Microsoft has announced that it now holds a 27 percent stake in OpenAI, clearing its path to pivot into a “for profit” corporate model. On Tuesday, OpenAI announced it has finalized its restructure giving its nonprofit foundation ultimate control over its commercial, for-profit operations. The Windows-maker said it supports OpenAI’s for-profit arm which is a public benefit corporation called OpenAI Group PBC.
Microsoft now retains roughly 27 percent of the PBC arm, valued at $135 billion, it said in an official statement on Tuesday.
“Microsoft’s IP rights now exclude OpenAI’s consumer hardware. OpenAI can now jointly develop some products with third parties. OpenAI can now provide API access to US government national security customers, regardless of the cloud provider,” the software giant said.
OpenAI was founded as a non-profit AI firm in 2015 by 11 co-founders including its present Sam Altman and Elon Musk among others. In 2019, OpenAI managed to raise a billion dollars from Microsoft — a financial commitment that later expanded to become a multi-year funding deal intended to run until 2030. In exchange Microsoft got access to OpenAI’s advanced AI models and the deal to serve as its cloud provider.
OpenAI’s valuation rose from $157 billion in October 2024 to $300 billion in April 2025 following a funding round led by SoftBank that roped-in $40 billion in investments. Altman started pitching this pivot to a for-profit model seeking funds to support AI innovation through traditional investments and not just donations.
While discussions around OpenAI’s restructure were going on, the AGI clause had emerged as a crucial bone of contention.
One of the most prominent bone of contention before the parties. Under this clause, OpenAI had the right to cut off Microsoft’s access to its intellectual property if it ever developed artificial general intelligence (AGI) – a technology predicted to outperform humans at economically valuable work. Microsoft chief Satya Nadella tried to push for a complete removal of this clause, OpenAI kept backing the clause.

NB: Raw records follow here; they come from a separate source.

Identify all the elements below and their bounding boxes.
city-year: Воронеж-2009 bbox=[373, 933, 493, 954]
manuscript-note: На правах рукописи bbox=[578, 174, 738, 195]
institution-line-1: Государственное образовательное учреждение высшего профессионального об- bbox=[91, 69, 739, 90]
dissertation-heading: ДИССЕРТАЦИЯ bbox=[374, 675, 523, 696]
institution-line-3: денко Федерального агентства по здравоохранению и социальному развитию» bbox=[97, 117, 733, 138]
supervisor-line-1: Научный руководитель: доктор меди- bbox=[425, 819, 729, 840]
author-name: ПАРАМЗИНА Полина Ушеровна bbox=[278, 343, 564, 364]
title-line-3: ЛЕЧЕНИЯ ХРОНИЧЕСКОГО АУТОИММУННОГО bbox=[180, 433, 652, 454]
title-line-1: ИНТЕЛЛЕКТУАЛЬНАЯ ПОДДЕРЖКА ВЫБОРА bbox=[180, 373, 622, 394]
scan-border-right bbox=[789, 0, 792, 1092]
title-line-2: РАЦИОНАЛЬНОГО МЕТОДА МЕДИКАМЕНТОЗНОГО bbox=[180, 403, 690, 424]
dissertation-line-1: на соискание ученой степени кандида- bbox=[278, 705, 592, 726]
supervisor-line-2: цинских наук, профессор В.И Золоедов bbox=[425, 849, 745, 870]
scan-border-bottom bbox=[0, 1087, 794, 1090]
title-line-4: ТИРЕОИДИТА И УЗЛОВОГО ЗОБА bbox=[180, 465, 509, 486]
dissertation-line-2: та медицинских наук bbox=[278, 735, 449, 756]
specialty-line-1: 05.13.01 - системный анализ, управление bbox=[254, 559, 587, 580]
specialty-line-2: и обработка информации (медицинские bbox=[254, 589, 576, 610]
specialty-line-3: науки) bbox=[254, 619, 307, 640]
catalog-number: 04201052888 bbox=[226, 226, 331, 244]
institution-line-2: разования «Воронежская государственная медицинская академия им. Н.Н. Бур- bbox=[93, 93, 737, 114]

“Once AGI is declared by OpenAI, that declaration will now be verified by an independent expert panel. Microsoft can now independently pursue AGI alone or in partnership with third parties. If Microsoft uses OpenAI’s IP to develop AGI, prior to AGI being declared, the models will be subject to compute thresholds,” Microsoft said.
OpenAI has reiterated that it will continue to serve as Microsoft’s frontier model partner wherein the Windows-maker will have exclusive IP rights and Azure API exclusivity until AGI is achieved.